The sector is now “through the trough” financially, said Matt Cahill, an analyst at Moody’s Investors Service, which upgraded its outlook for not-for-profit hospitals to stable earlier this month, citing moderating expenses and increasing revenues as patients return for treatment.

“There are health systems from different parts of the country working on deals,” said Daniel Steingart, a vice president at Moody’s, adding that he’s seeing appetite for borrowing return.

At least four hospitals plan to borrow in the coming weeks, according to preliminary bond documents posted to MuniOS, an online repository. They include $273 million of debt for a new hospital for Riverside Health System in eastern Virginia, a $400 million bond sale for a medical-records system at Beth Israel Lahey Health in Massachusetts and $28 million of bonds to replace a hospital in rural Louisiana.

Hospitals held off on projects like renovations as they coped with the upheaval of the pandemic, including spiking expenses, staffing shortages and a slowdown in elective procedures. Long-term muni debt issued for hospitals fell about 44% from a year ago, compared to a 3% decline for the broader muni market, according to data compiled to Bloomberg.

“Organizations want to spend again,” Cahill said. In fast-growing areas like Texas and Florida, “you’re almost forced to” maintain market share.

Borrowers are taking advantage of falling yields and signs that point to a pause in further interest rate hikes, said Jonathan Mondillo, head of North American fixed income at Abrdn, who is bullish on the hospital sector, citing its role as an essential-service provider. Ten-year benchmark municipal-bond yields are down 67 basis points this month.

“Wage pressures, staffing issues and inflation have started to ease, and profit margins and patient volumes have rebounded,” he said. “Although we expect profitability to remain below pre-COVID level through the coming years, we feel things will continue to improve.”

The general municipal bond index has gained about 4.4% so far this month, while hospital bonds are up 5.5% over that same period, according to data compiled by Bloomberg.

‘Best foot forward’

In Virginia, Riverside plans to use proceeds of its bond sale, set to price on Nov. 29, to build a new 50-bed hospital in Isle of Wight. The system’s main medical center about 20 miles from the new site operates at capacity daily, according to Riverside’s CEO and President Dr. Michael Dacey.

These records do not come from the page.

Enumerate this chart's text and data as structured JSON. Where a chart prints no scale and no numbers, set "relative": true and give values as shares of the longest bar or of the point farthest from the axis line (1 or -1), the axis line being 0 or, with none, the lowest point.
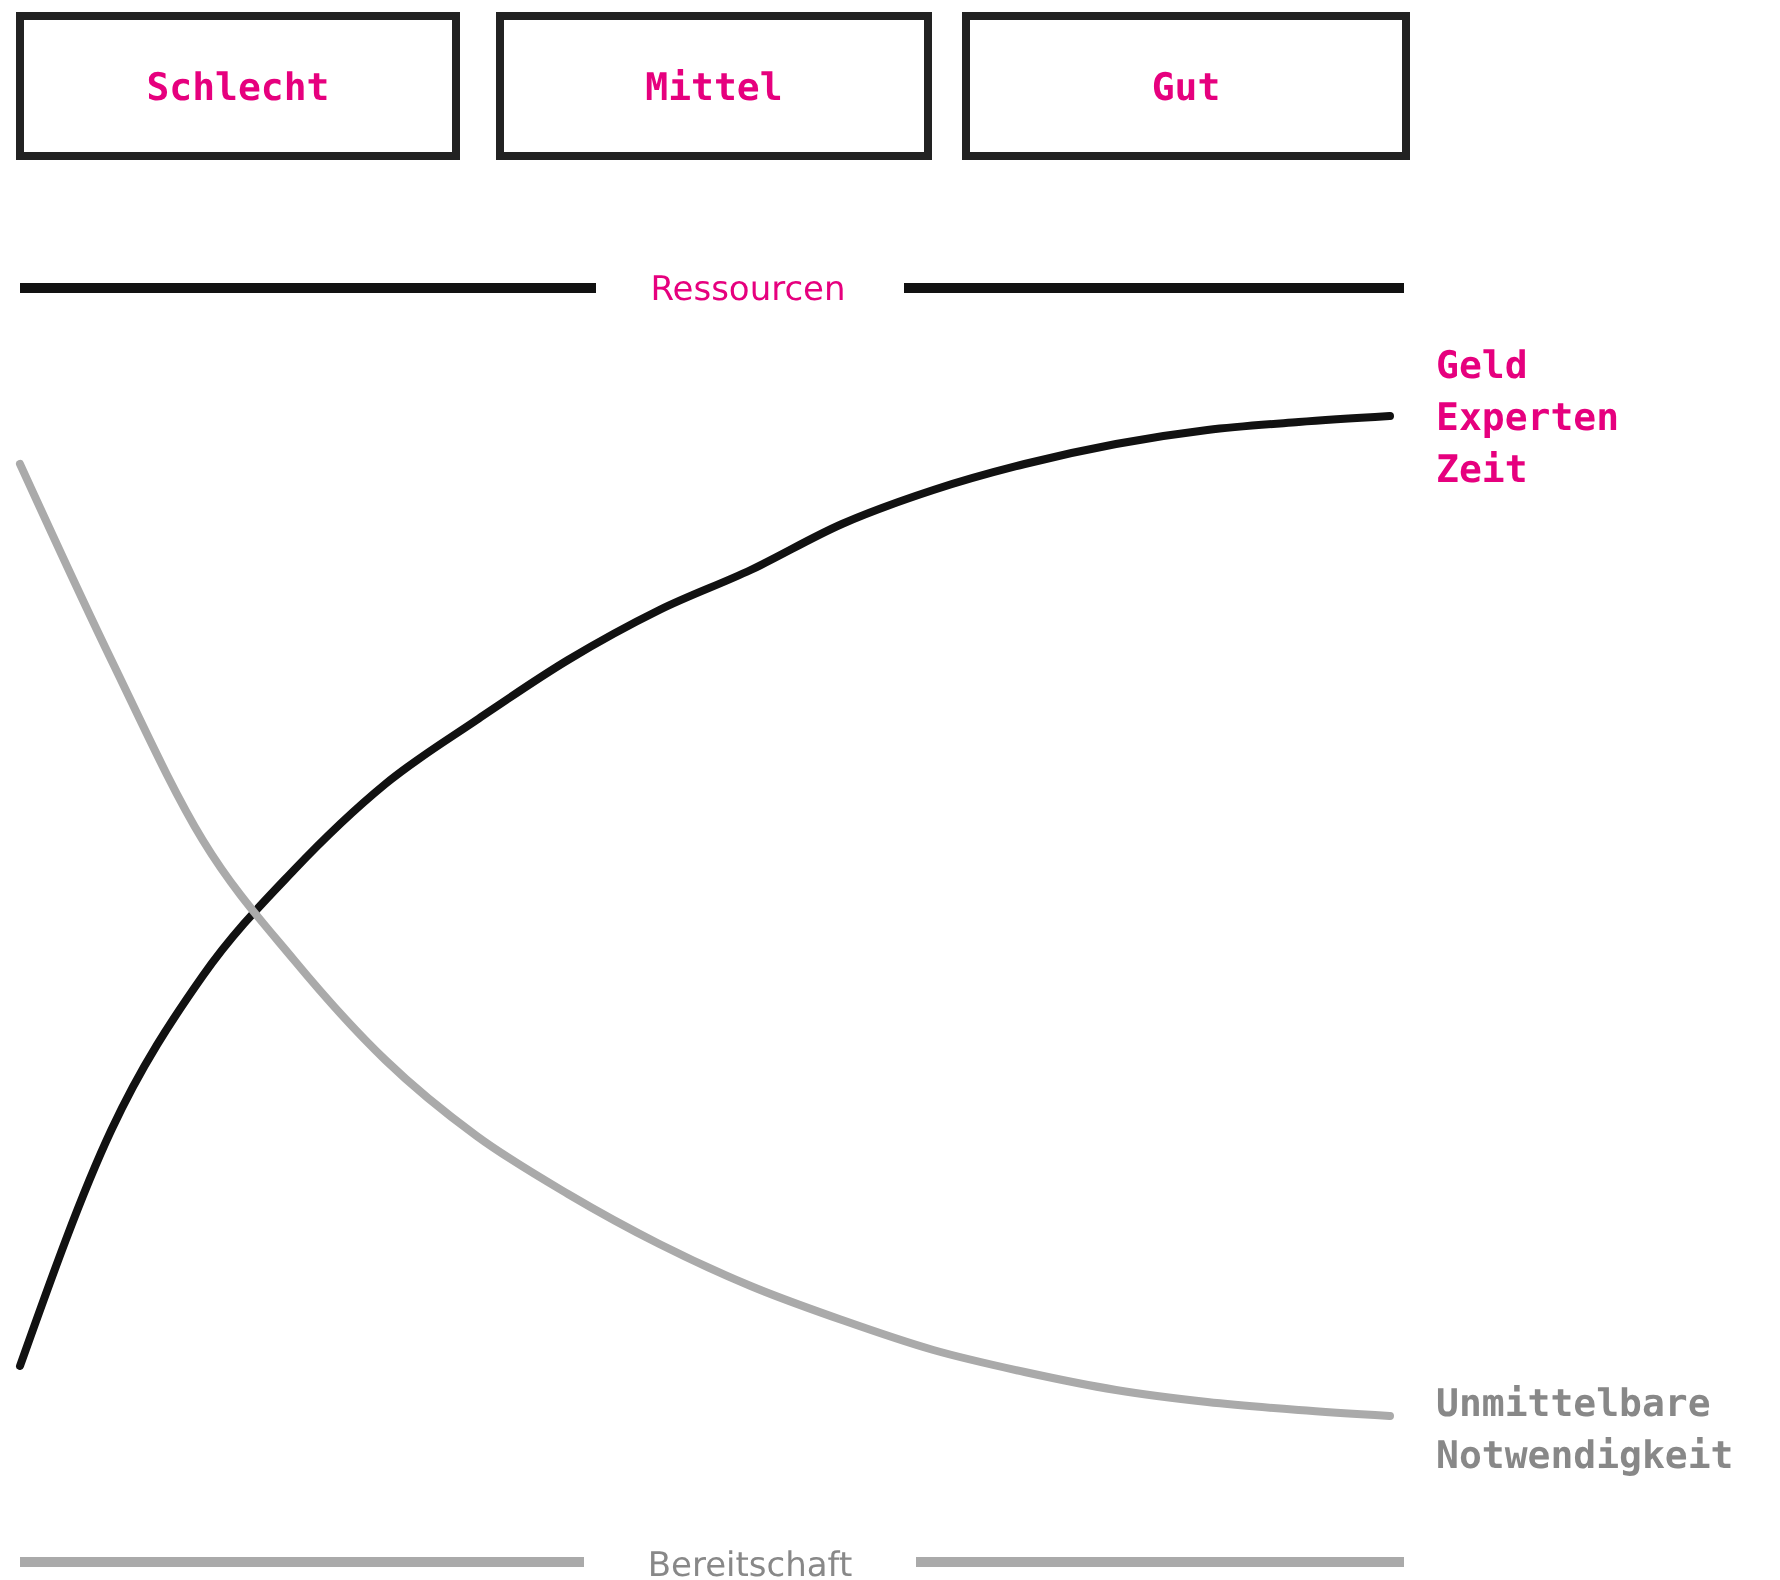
{
  "chart_data": {
    "type": "line",
    "relative": true,
    "title": "Ressourcen",
    "xlabel": "Bereitschaft",
    "annotations": [
      "Schlecht",
      "Mittel",
      "Gut"
    ],
    "categories": [
      null,
      null,
      null,
      null,
      null,
      null,
      null,
      null,
      null,
      null,
      null,
      null,
      null,
      null,
      null,
      null
    ],
    "grid": false,
    "marker": "none",
    "line_style": "solid",
    "series": [
      {
        "name": "Geld Experten Zeit",
        "color": "#111111",
        "values": [
          0.05,
          0.286,
          0.44,
          0.546,
          0.632,
          0.696,
          0.756,
          0.806,
          0.846,
          0.892,
          0.926,
          0.952,
          0.972,
          0.986,
          0.994,
          1
        ]
      },
      {
        "name": "Unmittelbare Notwendigkeit",
        "color": "#aaaaaa",
        "values": [
          0.952,
          0.756,
          0.576,
          0.456,
          0.356,
          0.28,
          0.222,
          0.172,
          0.13,
          0.096,
          0.066,
          0.044,
          0.026,
          0.014,
          0.006,
          0
        ]
      }
    ]
  }
}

“Certainly interest rates are higher, certainly margins are less, although we’re still doing well,” Dacey said in an interview. “At times like this, you really have an obligation to take risks.”

That said, he doesn’t see the pressures on the sector abating anytime soon, including higher construction costs. Because of that, Riverside plans to cut about $75 million annually in non-labor expenses through the end of the next fiscal year.

“When you’re going out to sell bonds, you want to put your best foot forward,” Moody’s Steingart said. “If you can wait a year and get your margins a little higher, be more stable and present a better story to investors, I think on balance, that’s what most organizations are doing.”